Ехали русскими просторными полями.
В пути, среди ветреного безлюдного поля, их застигла ночь. Холодно было. Пусто было. Мать склонялась над лицом больного сына, согревала его своим дыханием, поправляла изголовье и ноги его укутывала соломой. Чувствовала мать, что тяжело сыну, и сквозь слезы утешала его рассказами про старину, про леса дремучие, где прятались раскольничьи скиты и жили прозорливые подвижники; про дедов крепких, как дубы, и веселых, мудрых, как земля, ими возделанная. И даже стих пропела сыну про прекрасную мати-пустыню и про дубравы Господни, цветами райскими украшенные.
После причастия в Николиной пустыне умер бывший красноармеец Семен Завитухин. Тише падения золотого листа с дерева умер он, и даже мать не услышала последнего его вздоха.

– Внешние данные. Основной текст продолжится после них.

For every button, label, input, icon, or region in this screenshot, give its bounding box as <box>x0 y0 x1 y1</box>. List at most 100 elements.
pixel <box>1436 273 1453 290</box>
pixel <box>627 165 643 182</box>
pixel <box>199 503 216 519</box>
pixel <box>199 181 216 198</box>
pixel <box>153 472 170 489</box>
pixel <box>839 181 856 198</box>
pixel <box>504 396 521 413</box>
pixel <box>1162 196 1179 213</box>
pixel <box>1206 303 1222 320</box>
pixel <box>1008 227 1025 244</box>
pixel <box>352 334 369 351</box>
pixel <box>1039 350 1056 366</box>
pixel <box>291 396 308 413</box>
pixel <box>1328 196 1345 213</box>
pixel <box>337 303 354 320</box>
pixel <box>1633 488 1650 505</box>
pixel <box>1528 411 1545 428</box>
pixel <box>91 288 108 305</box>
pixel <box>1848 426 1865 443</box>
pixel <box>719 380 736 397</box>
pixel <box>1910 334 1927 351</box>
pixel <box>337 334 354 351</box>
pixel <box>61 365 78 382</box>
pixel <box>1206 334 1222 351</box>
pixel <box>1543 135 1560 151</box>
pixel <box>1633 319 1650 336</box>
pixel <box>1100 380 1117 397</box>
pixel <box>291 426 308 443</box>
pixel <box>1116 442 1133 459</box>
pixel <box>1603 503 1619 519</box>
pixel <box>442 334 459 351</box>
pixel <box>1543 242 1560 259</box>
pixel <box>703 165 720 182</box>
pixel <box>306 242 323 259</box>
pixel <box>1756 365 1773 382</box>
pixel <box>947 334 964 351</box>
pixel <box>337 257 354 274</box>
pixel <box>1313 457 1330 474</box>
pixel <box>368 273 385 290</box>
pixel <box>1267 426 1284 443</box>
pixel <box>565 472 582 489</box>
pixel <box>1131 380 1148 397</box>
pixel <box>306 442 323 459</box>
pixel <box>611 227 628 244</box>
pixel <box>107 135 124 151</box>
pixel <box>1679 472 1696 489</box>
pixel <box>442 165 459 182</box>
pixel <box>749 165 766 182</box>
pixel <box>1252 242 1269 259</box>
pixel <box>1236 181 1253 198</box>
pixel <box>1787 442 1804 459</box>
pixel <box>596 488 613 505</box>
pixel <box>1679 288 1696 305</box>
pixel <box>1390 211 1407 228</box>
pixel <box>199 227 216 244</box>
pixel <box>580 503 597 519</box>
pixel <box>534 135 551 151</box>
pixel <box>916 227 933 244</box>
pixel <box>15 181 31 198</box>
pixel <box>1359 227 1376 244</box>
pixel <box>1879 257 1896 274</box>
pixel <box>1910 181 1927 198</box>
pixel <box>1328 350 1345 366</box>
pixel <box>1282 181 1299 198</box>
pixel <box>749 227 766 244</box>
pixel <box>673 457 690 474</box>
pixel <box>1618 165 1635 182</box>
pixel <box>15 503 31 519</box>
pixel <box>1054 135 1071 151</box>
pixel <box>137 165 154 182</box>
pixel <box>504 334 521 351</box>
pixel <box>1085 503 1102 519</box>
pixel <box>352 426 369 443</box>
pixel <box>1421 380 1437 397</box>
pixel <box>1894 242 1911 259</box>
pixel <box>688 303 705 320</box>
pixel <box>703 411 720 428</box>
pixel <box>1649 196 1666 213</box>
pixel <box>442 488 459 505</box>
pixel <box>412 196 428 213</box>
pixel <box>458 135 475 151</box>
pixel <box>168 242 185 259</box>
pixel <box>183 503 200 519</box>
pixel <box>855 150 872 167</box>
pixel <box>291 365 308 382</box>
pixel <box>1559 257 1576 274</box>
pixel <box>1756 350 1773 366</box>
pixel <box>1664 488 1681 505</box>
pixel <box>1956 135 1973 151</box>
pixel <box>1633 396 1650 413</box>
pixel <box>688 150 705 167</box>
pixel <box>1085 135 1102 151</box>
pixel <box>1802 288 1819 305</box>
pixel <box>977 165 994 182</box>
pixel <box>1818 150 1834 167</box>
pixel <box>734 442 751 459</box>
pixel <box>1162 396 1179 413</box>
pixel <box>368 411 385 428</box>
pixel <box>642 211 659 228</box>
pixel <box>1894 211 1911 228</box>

При помощи монахов уложила мать сына своего на телегу и теми же печальными осенними полями, под те же ветровые песни, низко опустив голову, повезла его в Коростелово. Так же в пути их застигла ночь, и много звезд смотрело на них.
Холодно было. Пусто было. Кружился увядающий лист. Так же поправляла мать изголовье сына, укутывала ему ноги и согревала его дыханием, словно холодно было ему в этой осенней мгле, и, как молитву, как причит, тихо пропела ему про прекрасную мати-пустыню и про дубравы Господни, цветами райскими украшенные.